How to Recover From Addiction
Some people can go years using an addictive drug, then reach a point where they simply stop. Maybe it was the birth of their child, a spur-of-the-moment decision, or maybe it was purely environmental, as was the case for some soldiers coming back out of Vietnam. But there are cases of people who use addictive substances in the long term and don’t ever experience the neurological “hook” that makes it damn near impossible to stop.
But these lucky few are not the majority of long-term drug users. Long-term drug use makes addiction more likely, and harder to escape from. For many, quitting cold turkey for a loved one is not a conscious decision they’re capable of making, even if they really want to.
The Importance of Professional Help
This is why professional help is critical, especially in drug recovery. If you want to quit, you need a professional framework to start. Professional treatment is a combination of various healing activities, physical rehabilitation, withdrawal and detoxification care, addiction-related medication, psychiatric counseling, professional therapy, and physical activity.
Not all professional treatments look the same. Some people thrive with outpatient programs. Some people need an inpatient care program. And for most people, that is just the beginning.
Friends and Family
The heart of addiction treatment lies in the long-term journey and your support system. Coming out of rehab for the first time will be disorienting. There will be a lot left to readjust to.

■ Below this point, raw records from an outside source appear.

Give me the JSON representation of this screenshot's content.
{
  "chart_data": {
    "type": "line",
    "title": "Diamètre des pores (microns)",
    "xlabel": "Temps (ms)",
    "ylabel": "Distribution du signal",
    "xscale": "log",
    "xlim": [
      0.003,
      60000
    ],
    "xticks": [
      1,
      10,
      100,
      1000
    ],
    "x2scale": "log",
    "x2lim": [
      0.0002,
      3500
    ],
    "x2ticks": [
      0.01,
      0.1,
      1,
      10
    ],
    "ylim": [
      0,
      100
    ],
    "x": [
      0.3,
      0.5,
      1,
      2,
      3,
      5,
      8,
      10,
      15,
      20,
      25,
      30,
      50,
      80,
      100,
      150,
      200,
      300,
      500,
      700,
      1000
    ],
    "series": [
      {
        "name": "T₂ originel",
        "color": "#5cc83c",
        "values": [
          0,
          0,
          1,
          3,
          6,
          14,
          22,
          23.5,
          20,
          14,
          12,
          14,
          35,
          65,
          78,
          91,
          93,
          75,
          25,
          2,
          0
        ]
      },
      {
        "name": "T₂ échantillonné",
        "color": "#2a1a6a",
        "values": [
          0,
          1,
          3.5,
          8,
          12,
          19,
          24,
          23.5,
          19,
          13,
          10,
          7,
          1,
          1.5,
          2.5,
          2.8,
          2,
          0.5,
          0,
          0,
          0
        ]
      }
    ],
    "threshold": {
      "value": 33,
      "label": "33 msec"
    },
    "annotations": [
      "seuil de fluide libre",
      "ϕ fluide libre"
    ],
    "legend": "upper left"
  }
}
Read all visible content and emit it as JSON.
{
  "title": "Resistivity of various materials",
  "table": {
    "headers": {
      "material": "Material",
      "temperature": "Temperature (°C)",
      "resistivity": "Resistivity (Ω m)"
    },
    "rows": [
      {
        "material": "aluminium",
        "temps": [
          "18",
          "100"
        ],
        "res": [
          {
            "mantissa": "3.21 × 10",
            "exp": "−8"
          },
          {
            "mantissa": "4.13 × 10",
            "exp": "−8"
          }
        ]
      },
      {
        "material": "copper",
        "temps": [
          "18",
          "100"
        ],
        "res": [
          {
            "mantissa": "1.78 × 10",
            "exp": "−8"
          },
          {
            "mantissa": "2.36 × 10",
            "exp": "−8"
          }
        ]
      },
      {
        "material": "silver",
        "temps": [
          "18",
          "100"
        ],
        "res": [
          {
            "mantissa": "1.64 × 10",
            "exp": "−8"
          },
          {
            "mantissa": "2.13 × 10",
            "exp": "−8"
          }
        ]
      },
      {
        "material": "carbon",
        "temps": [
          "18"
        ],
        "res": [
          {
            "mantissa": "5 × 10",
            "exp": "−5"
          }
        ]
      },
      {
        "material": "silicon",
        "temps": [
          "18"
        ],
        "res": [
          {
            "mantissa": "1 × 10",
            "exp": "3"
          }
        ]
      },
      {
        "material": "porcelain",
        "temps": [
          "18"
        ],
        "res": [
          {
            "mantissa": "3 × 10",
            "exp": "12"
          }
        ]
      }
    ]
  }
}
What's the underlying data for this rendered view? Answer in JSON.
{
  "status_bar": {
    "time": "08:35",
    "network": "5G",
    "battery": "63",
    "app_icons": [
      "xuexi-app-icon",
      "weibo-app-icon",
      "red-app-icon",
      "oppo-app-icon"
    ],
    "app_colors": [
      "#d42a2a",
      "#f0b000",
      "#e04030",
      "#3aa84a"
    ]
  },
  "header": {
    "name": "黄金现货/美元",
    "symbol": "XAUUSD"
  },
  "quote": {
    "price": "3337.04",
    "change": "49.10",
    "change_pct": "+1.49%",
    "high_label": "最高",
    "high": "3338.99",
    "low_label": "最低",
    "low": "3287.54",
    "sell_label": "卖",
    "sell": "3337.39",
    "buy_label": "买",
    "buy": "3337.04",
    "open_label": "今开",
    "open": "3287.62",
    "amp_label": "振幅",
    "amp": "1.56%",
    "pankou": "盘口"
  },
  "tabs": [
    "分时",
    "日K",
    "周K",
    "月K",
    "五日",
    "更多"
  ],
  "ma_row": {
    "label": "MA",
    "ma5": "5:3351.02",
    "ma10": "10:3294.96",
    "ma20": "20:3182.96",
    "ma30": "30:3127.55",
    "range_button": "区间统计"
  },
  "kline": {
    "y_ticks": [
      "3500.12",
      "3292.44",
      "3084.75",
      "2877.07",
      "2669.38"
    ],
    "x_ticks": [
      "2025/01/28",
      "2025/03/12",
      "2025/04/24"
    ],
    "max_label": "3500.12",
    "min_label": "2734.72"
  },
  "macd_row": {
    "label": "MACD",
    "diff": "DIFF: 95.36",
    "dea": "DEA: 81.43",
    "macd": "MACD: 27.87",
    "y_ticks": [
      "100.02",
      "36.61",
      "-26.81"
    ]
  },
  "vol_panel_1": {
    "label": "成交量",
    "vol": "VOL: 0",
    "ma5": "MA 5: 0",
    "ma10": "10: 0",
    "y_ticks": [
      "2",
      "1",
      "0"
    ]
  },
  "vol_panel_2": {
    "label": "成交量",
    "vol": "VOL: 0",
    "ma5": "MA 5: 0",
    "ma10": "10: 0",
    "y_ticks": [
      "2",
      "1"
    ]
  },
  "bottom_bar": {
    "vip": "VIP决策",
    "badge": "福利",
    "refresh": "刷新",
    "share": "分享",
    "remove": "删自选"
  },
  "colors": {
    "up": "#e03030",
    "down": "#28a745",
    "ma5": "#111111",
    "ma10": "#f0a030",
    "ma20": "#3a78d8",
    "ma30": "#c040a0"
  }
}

Rehab programs often provide you with your first toolkit for combatting addiction through stress management skills, exercises, and a game plan for the immediate future – but you need your friends and family to catch you when you fall, prevent relapses, check up on you, and ensure that you’re still committed to the process; whether that means continued therapy or support group meetings, or something else.
One day, you might feel like you’ve vanquished your addiction for good. Or you might feel like it’s a life-long journey you can never stray from, and take comfort in that. Whatever you do, it’s important to do it right, with the right professional help.